Banyak hal yang bisa terlihat saat kita mengamati budaya cangkruk yang terjadi di berbagai tempat, apalagi kita melihat tempat yang sering disebut "pusat tempat cangkrukan Surabaya" yaitu di Taman Bungkul, taman yang tidak pernah sepi dikunjungi orang-orang. Dalam seharipun, berapa banyak orang yang menerapkan budaya cangkruk sebagai aktivitas "refreshing" mereka? Berbagai warung kopi dan tempat yang dijadikan basecamp cangkruk tidak pernah sepi dari pengunjung, semakin malam malah semakin ramai bahkan. Banyak hal yang selalu dapat mereka lakukan saat mereka menikmati waktu luang bersama teman-teman mereka. Uniknya, berbagai interaksi sosial yang terjadi dalam lingkup kehidupan masyarakat Surabaya.

Berbicara tentang cangkrukan sendiri, itu bukan hanya sekedar warung kopi ataupun kopinya, namun yang bisa diamati adalah interaksi dan gaya cangkrukan yang dilakukan tiap-tiap orang, apalagi anak muda yang memiliki gaya / ekspresi diri yang luar biasa. Cangkrukan bisa dijadikan tempat untuk ajang ekspresi buat anak-anak muda juga, apalagi mereka yang memiliki komunitas yang mengarah pada bakat minat, misalkan, tarian, olahraga, dan sebagainya. Tentu saja mereka pasti menggunakan sebagian waktu cangkruk mereka untuk melakukan hobi mereka bersama.

Gimana, unik kan budaya cangkruk itu? Dari gaya cangkruk dan aktivitasnya saja kita sudah bisa mendapatkan banyak hal unik yang bisa kita bahas, belum lagi kalau berbicara tentang konsumsi yang mereka makan saat cangkrukan, tentang topik yang mereka bahas saat berbincang-bincang.

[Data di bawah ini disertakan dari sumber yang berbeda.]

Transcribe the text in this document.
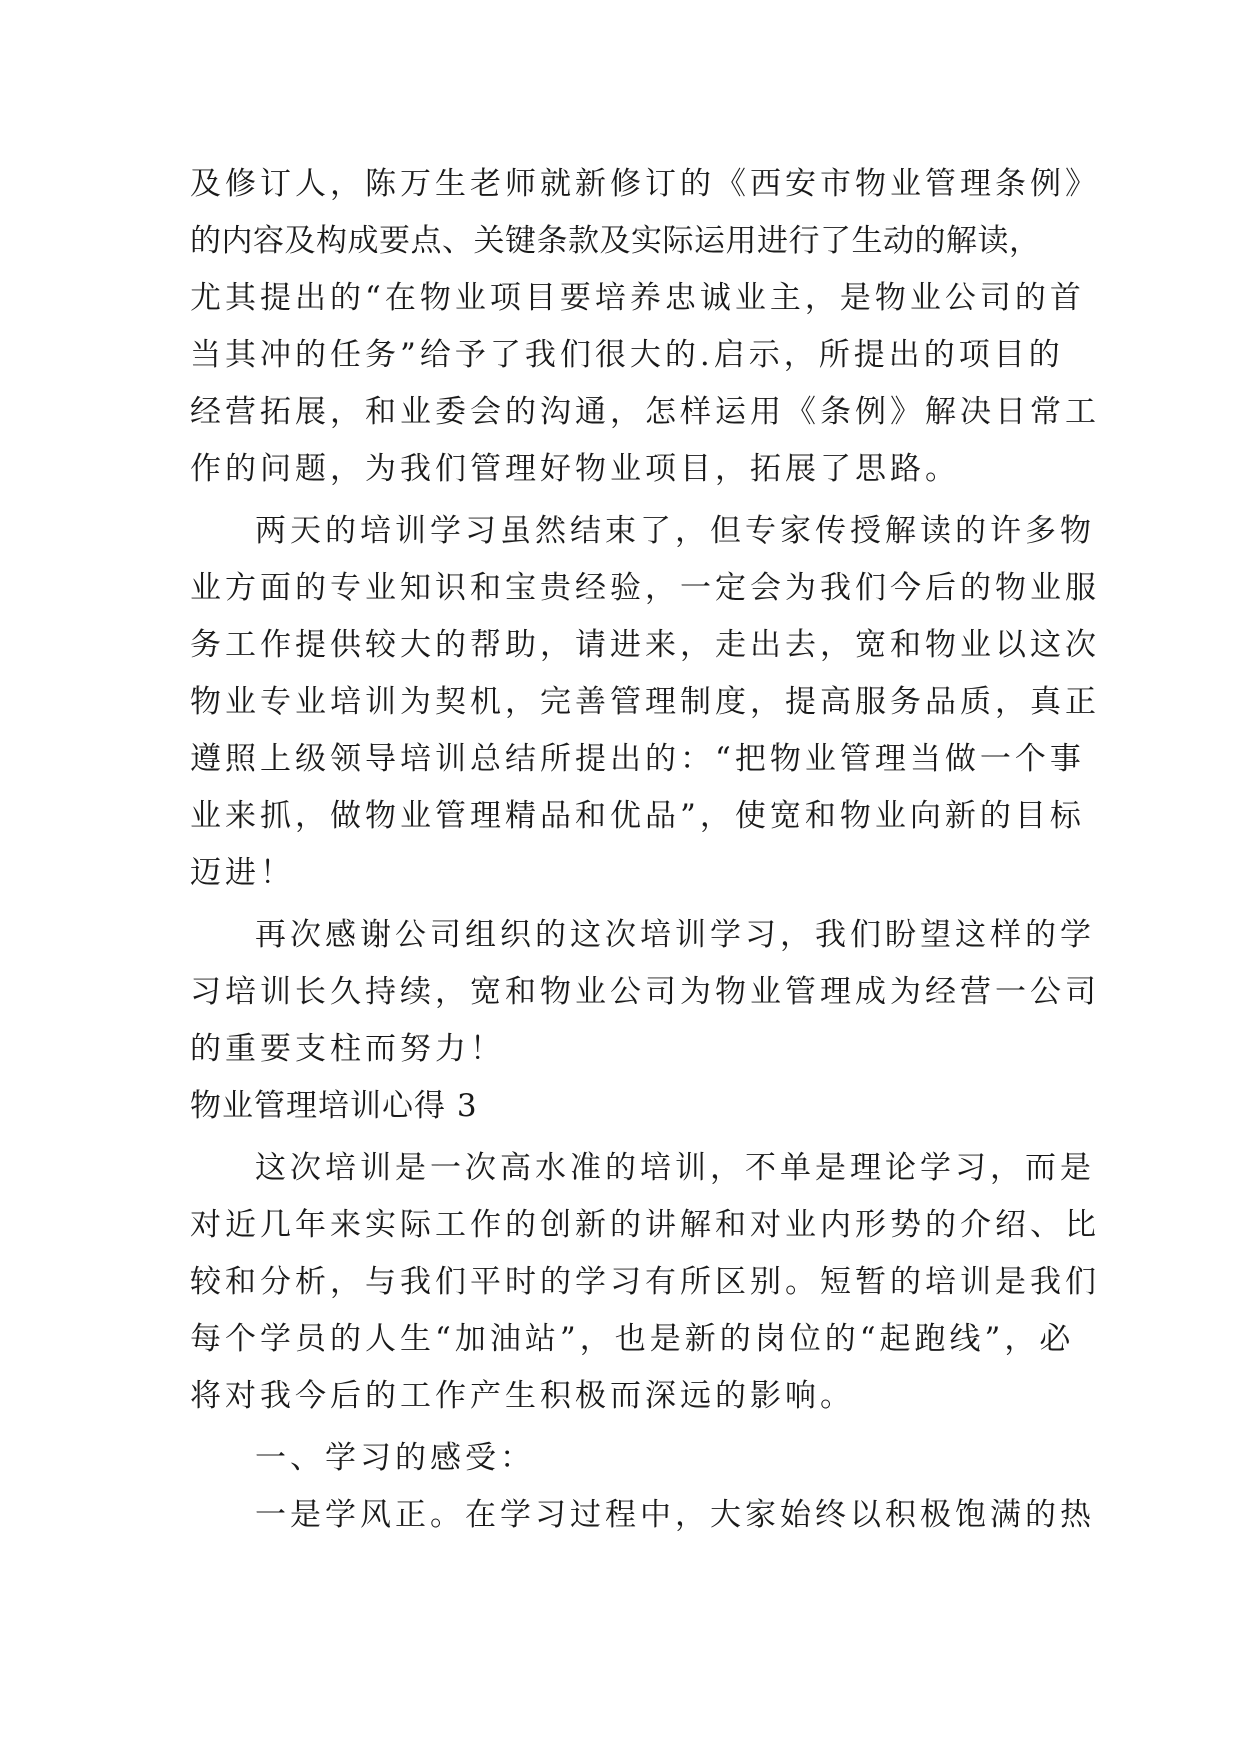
及修订人，陈万生老师就新修订的《西安市物业管理条例》
的内容及构成要点、关键条款及实际运用进行了生动的解读，
尤其提出的“在物业项目要培养忠诚业主，是物业公司的首
当其冲的任务”给予了我们很大的.启示，所提出的项目的
经营拓展，和业委会的沟通，怎样运用《条例》解决日常工
作的问题，为我们管理好物业项目，拓展了思路。
两天的培训学习虽然结束了，但专家传授解读的许多物
业方面的专业知识和宝贵经验，一定会为我们今后的物业服
务工作提供较大的帮助，请进来，走出去，宽和物业以这次
物业专业培训为契机，完善管理制度，提高服务品质，真正
遵照上级领导培训总结所提出的：“把物业管理当做一个事
业来抓，做物业管理精品和优品”，使宽和物业向新的目标
迈进！
再次感谢公司组织的这次培训学习，我们盼望这样的学
习培训长久持续，宽和物业公司为物业管理成为经营一公司
的重要支柱而努力！
物业管理培训心得 3
这次培训是一次高水准的培训，不单是理论学习，而是
对近几年来实际工作的创新的讲解和对业内形势的介绍、比
较和分析，与我们平时的学习有所区别。短暂的培训是我们
每个学员的人生“加油站”，也是新的岗位的“起跑线”，必
将对我今后的工作产生积极而深远的影响。
一、学习的感受：
一是学风正。在学习过程中，大家始终以积极饱满的热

“Selama cangkrukan bisa bawa pengaruh positif buat kamu, kenapa nggak ?”

Salam cangkrukan rek!

 
Welcome Back, Cangkrukers!

Hari ini menjadi hari yang menguntungkan sekaligus menyenangkan bagi kami. Mengapa? Karena kami, tim cangkruk berkesempatan mewawancarai salah satu ahli sosial-budaya yang tidak lain adalah dosen dari Departemen Mata Kuliah Umum (DMU) di UK Petra Surabaya, Pak Binsar M.Gultom. Selama kurang lebih 30 menit, alumnus S2 Ilmu Sosial di Unair Surabaya yang sekaligus berdarah Batak ini menceritakan dan menjelaskan secara gamblang pendapatnya mengenai cangkruk serta seluk beluk cangkruk di lingkup Surabaya dengan cara bicara yang sangat bersahabat. Yuk ikutin Q&A kami dengan Pak Binsar!

1.     Q: Bagaimana asal-usul adanya tradisi cangkruk di Surabaya?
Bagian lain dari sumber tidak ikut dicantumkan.